Lorenz Steinmann
«Es ist immer etwa gleich viel Publikum bei Podien dabei», waren sich die beiden Regierungsratskandidatinnen Carmen Walker Späh (FDP, bisher) und Anne-Claude Hensch (AL) vergangene Woche einig. Walker Späh hielt heute Abend ab 18 Uhr und vor etwa 35 Leuten einen kleinen Vortrag als amtierende Regierungsrätin, Hensch nahm am Podium mit sieben weiteren Kantonsratskandidatinnen und Kandidaten (bisher und neu) in der Giesserei Oerlikon teil.
So viel vorweg: Dank Dominique Zygmont (FDP) entwickelten sich durchaus spannende Rededuelle. So ist es eigentlich schade, dass die gut 100-minütige Veranstaltung eine Premiere war im Stadtzürcher Wahlkampf. Nie kreuzten alle Regierungsratsanwärter gemeinsam die Klingen, ebenso nicht Kantonsratsvertreter aller Parteien. Dies ist umso bedauerlicher, als die amtierenden Regierungsräte sich nicht einmal beteiligen wollten an der Smartvote-Online-Umfrage.
Damit können sich Wählende informieren, wie Kandidierende zu diversen Politthemen stehen. Diese Haltung bezeichnen nicht wenige Politexperten als Verweigerung. Ob sie zur steigenden Politverdrossenheit beiträgt, ist offen. Löblich ist also, dass die Gewerbevereinigung «Wirtschaftsraum Zürich-Nord» unter Präsident Christian Huser den Anlass auf die Beine gestellt hat, inkl. Apéro riche am Ende.
Gejammer auf hohem Niveau
Und inhaltlich, was bleibt fürs Stimmvolk? Auffällig ist, dass SVP, FDP, Die Mitte und auch die EVP die kantonale Politik als durchaus gut beurteilen und für ein Weiterfahren wie bisher plädieren. «Liberale Politik» ist gut, ist man sich einig. «Auf die Frage, wie es Zürich gehe», fallen Stichwörter wie «hervorragend», «glänzend», «wenn, dann Gejammer auf hohem Niveau». Kantonsrat Beat Habegger (FDP) warnte aber davor, dass «wir behäbig werden. Vorsicht vor dem Mittelmass», so der Präsident der Geschäftsprüfungskommission des Kantonsrates. Ins gleiche Horn blies Peter Schick, SVP-Kantonsrat. Man dürfe nicht stehen bleiben. Als grösste Herausforderung sieht er die «masslose Zuwanderung», wie er sagte.
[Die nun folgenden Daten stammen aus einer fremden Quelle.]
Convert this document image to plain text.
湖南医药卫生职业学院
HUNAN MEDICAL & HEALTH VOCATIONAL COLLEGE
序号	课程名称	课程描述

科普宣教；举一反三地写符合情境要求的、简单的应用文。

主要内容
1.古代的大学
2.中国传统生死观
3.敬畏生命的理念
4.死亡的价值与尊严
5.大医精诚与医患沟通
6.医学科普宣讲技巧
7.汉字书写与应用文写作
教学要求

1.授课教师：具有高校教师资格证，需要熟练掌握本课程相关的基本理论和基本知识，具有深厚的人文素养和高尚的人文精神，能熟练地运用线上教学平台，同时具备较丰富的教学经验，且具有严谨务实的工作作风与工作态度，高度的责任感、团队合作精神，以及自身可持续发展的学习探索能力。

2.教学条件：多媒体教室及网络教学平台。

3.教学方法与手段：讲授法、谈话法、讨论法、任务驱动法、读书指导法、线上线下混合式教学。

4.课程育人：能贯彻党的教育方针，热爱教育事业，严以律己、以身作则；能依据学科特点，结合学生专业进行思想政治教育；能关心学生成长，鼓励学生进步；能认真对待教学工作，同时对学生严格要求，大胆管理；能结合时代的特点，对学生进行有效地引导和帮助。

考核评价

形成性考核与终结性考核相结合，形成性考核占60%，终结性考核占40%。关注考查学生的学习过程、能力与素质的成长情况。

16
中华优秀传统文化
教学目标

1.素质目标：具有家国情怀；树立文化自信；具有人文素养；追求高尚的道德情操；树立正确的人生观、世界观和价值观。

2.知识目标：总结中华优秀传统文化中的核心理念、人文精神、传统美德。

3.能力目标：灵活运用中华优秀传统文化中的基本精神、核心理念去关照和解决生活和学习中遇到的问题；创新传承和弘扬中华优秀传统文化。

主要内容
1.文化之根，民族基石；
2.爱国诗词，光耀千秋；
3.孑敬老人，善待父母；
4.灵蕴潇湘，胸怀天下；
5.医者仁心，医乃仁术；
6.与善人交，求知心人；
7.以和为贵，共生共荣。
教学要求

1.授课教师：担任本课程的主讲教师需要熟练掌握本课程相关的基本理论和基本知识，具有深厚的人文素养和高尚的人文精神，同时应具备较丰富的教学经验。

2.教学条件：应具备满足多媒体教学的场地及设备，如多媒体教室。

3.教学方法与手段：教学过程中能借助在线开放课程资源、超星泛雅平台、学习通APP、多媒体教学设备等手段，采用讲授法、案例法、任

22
Zudem will er – als Bauleiter – die Berufslehre stärken. «Spengler und Gipser verdienen einfach zu wenig», so der gelernte Maurer. Die Bürgerlichen auf dem Podium inkl. EVP (Ernst Danner) warnten davor, den Individualverkehr zu stark einzuschränken. Als lokales Beispiel wurde die Zufahrt zur Oerliker Metzgerei Ziegler per Auto genannt, die bald nicht mehr möglich sei.
Kritik am Sparkurs
Dezidiert anders sah die politische Verfassung Zürichs, zumindest des Kantons, die Vertretung von links-grün auf dem Podium. Monika Wicki, SP-Kantonsrätin und Quartiervereinspräsidentin von Oerlikon, kritisierte das Sparen der Kantonsregierung bei der Bildung. So würden zum Beispiel Kindergärtnerinnen zu wenig unterstützt. Julia Hofstetter erinnerte an die Wohnungsnot für Wenigverdienende und dass es mit dem überbordenden Autoverkehr nicht so weitergehen könne wie bisher.
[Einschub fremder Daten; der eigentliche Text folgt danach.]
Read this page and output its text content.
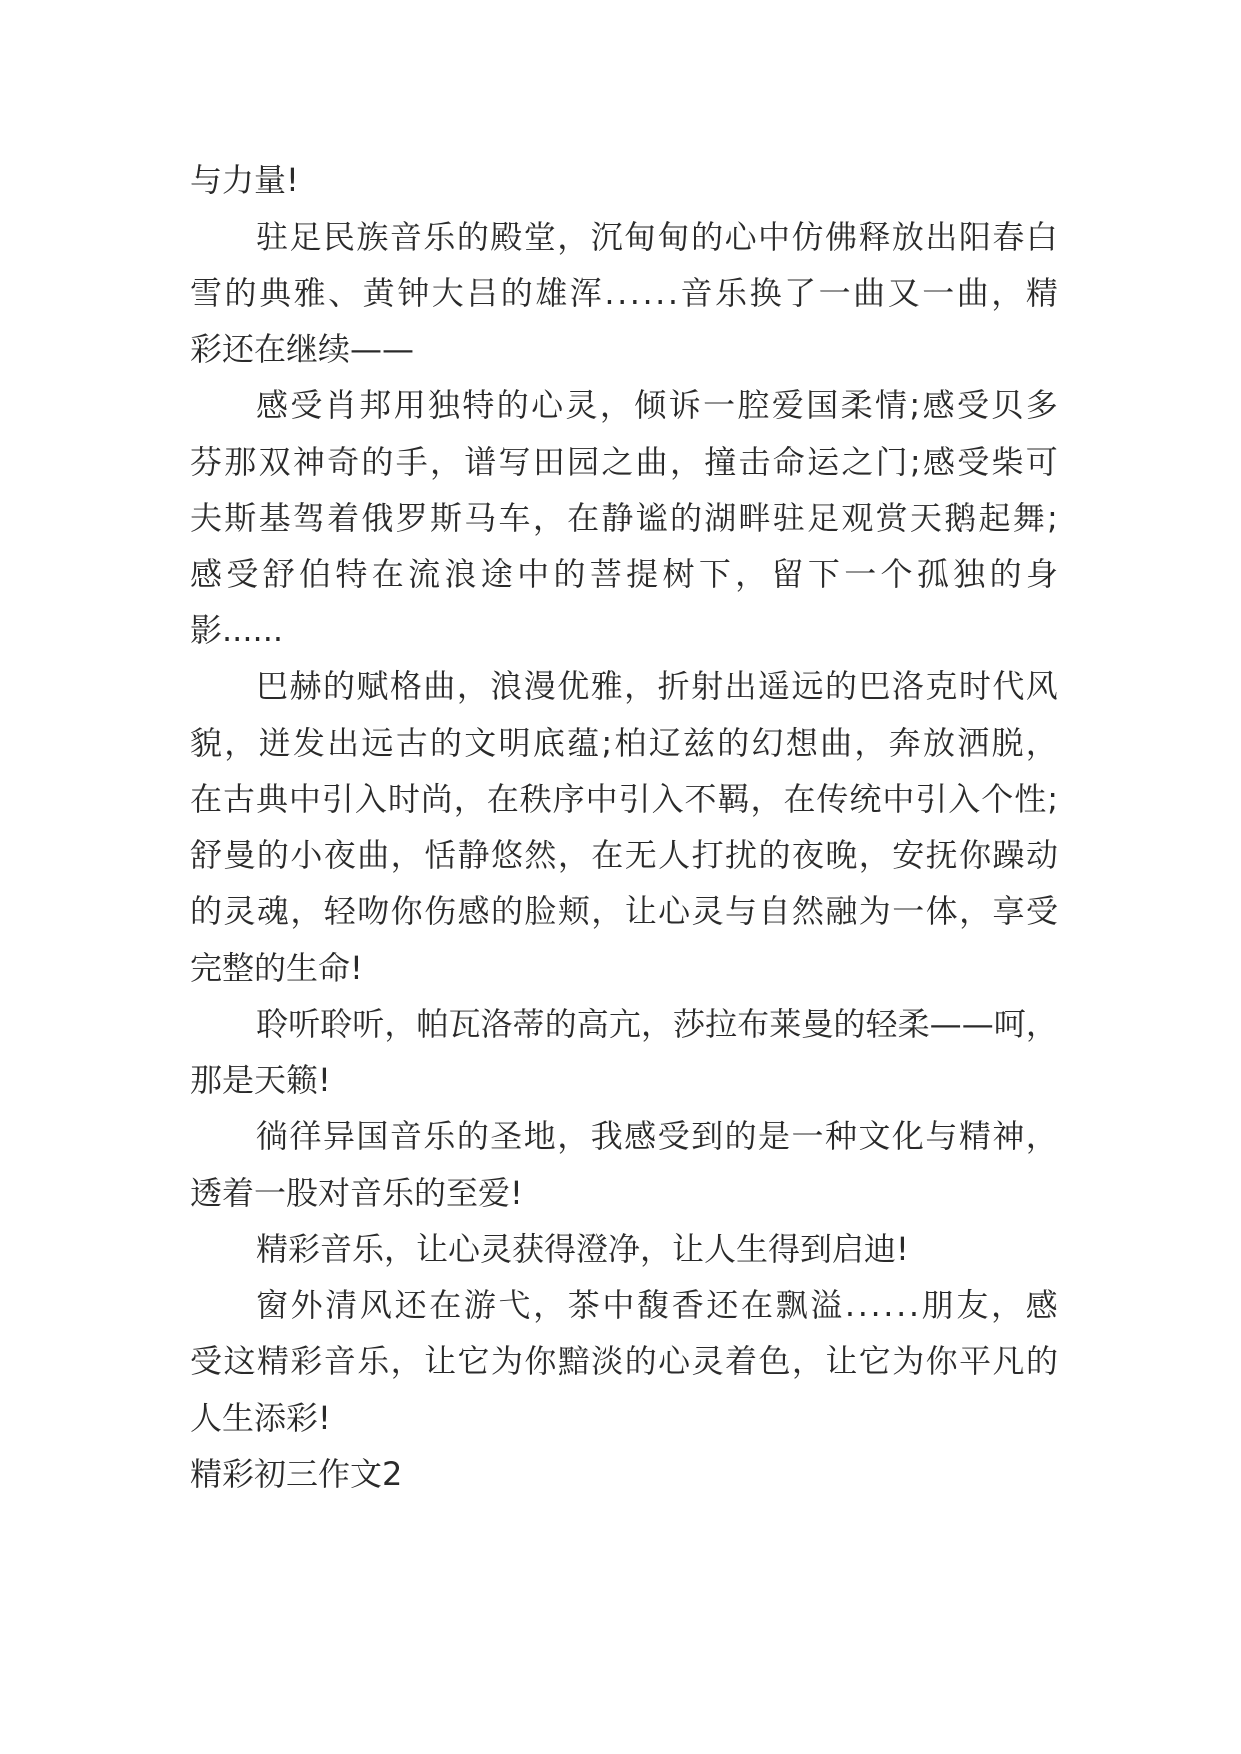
与力量!
驻 足 民 族 音 乐 的 殿 堂 ， 沉 甸 甸 的 心 中 仿 佛 释 放 出 阳 春 白
雪 的 典 雅 、 黄 钟 大 吕 的 雄 浑 . . . . . . 音 乐 换 了 一 曲 又 一 曲 ， 精
彩还在继续——
感 受 肖 邦 用 独 特 的 心 灵 ， 倾 诉 一 腔 爱 国 柔 情 ; 感 受 贝 多
芬 那 双 神 奇 的 手 ， 谱 写 田 园 之 曲 ， 撞 击 命 运 之 门 ; 感 受 柴 可
夫 斯 基 驾 着 俄 罗 斯 马 车 ， 在 静 谧 的 湖 畔 驻 足 观 赏 天 鹅 起 舞 ;
感 受 舒 伯 特 在 流 浪 途 中 的 菩 提 树 下 ， 留 下 一 个 孤 独 的 身
影......
巴 赫 的 赋 格 曲 ， 浪 漫 优 雅 ， 折 射 出 遥 远 的 巴 洛 克 时 代 风
貌 ， 迸 发 出 远 古 的 文 明 底 蕴 ; 柏 辽 兹 的 幻 想 曲 ， 奔 放 洒 脱 ，
在 古 典 中 引 入 时 尚 ， 在 秩 序 中 引 入 不 羁 ， 在 传 统 中 引 入 个 性 ;
舒 曼 的 小 夜 曲 ， 恬 静 悠 然 ， 在 无 人 打 扰 的 夜 晚 ， 安 抚 你 躁 动
的 灵 魂 ， 轻 吻 你 伤 感 的 脸 颊 ， 让 心 灵 与 自 然 融 为 一 体 ， 享 受
完整的生命!
聆 听 聆 听 ， 帕 瓦 洛 蒂 的 高 亢 ， 莎 拉 布 莱 曼 的 轻 柔 — — 呵 ，
那是天籁!
徜 徉 异 国 音 乐 的 圣 地 ， 我 感 受 到 的 是 一 种 文 化 与 精 神 ，
透着一股对音乐的至爱!
精彩音乐，让心灵获得澄净，让人生得到启迪!
窗 外 清 风 还 在 游 弋 ， 茶 中 馥 香 还 在 飘 溢 . . . . . . 朋 友 ， 感
受 这 精 彩 音 乐 ， 让 它 为 你 黯 淡 的 心 灵 着 色 ， 让 它 为 你 平 凡 的
人生添彩!
精彩初三作文2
AL-Kantonsrätin Anne-Claude Hensch wies auf das Rentenproblem für Frauen hin, wenn sie wegen der Kinder oder Teilzeit weniger in die zweite Säule einzahlen könnten. Zudem sollten Flüchtlinge arbeiten dürfen. «Das erschwert ihnen sonst den Eintritt in die Arbeitswelt.»
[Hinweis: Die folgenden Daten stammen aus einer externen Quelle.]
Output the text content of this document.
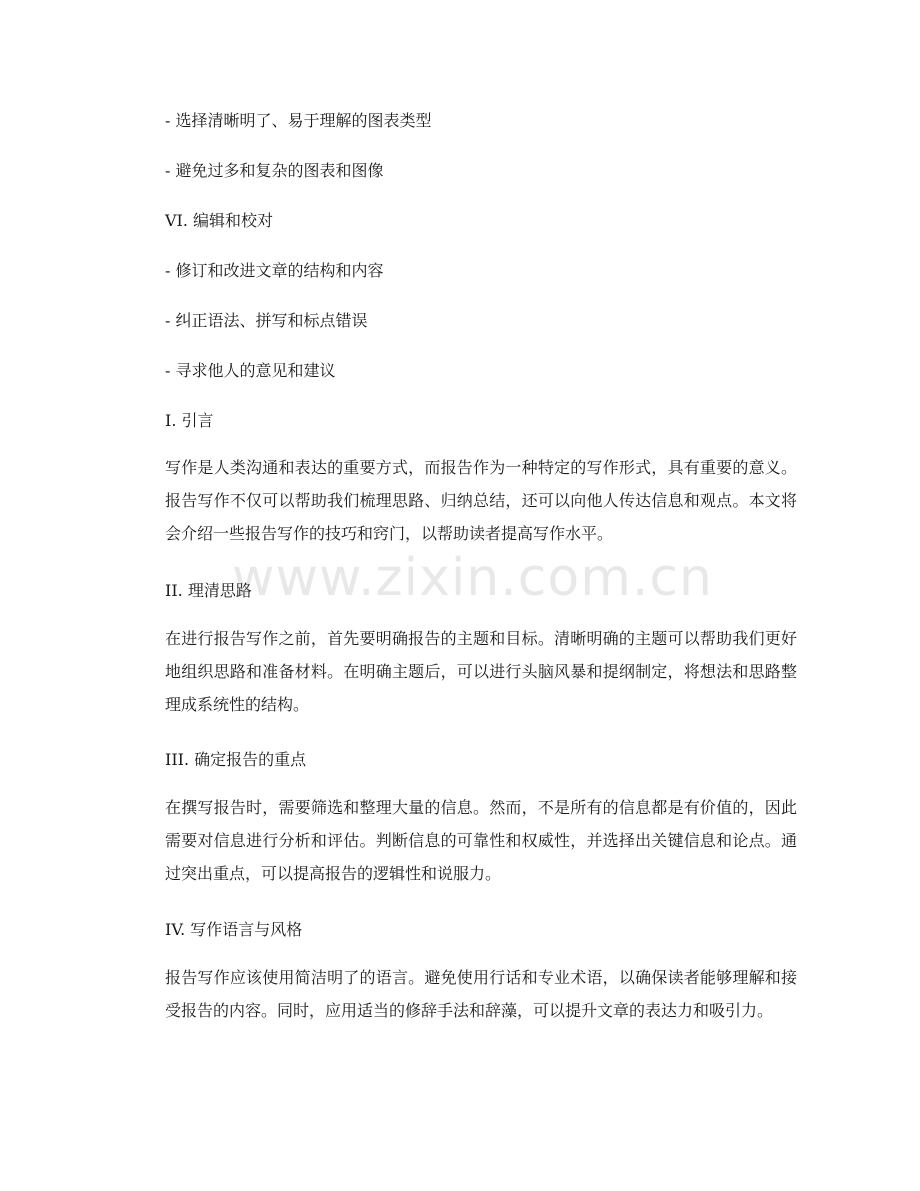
- 选择清晰明了、易于理解的图表类型
- 避免过多和复杂的图表和图像
VI. 编辑和校对
- 修订和改进文章的结构和内容
- 纠正语法、拼写和标点错误
- 寻求他人的意见和建议
I. 引言
写作是人类沟通和表达的重要方式，而报告作为一种特定的写作形式，具有重要的意义。报告写作不仅可以帮助我们梳理思路、归纳总结，还可以向他人传达信息和观点。本文将会介绍一些报告写作的技巧和窍门，以帮助读者提高写作水平。
II. 理清思路
在进行报告写作之前，首先要明确报告的主题和目标。清晰明确的主题可以帮助我们更好地组织思路和准备材料。在明确主题后，可以进行头脑风暴和提纲制定，将想法和思路整理成系统性的结构。
III. 确定报告的重点
在撰写报告时，需要筛选和整理大量的信息。然而，不是所有的信息都是有价值的，因此需要对信息进行分析和评估。判断信息的可靠性和权威性，并选择出关键信息和论点。通过突出重点，可以提高报告的逻辑性和说服力。
IV. 写作语言与风格
报告写作应该使用简洁明了的语言。避免使用行话和专业术语，以确保读者能够理解和接受报告的内容。同时，应用适当的修辞手法和辞藻，可以提升文章的表达力和吸引力。
www.zixin.com.cn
Monika Sanesi, als amtierende GLP-Kantonsrätin so etwas wie das Zünglein an der politischen Waage, wies auf viele aus der Zeit gefallenen Arbeitsvorschriften hin. So dürften 55-Jährige nicht mehr einfach ausrangiert werden, weil sie zu hohe Sozialleistungen verursachen. Sie sprach sich auch gegen eine Alterslimite bei Ausbildungen aus. Da hörte Regierungsrätin Carmen Walker Späh genauer hin. Sie wurde am Sonntag 65 Jahre alt.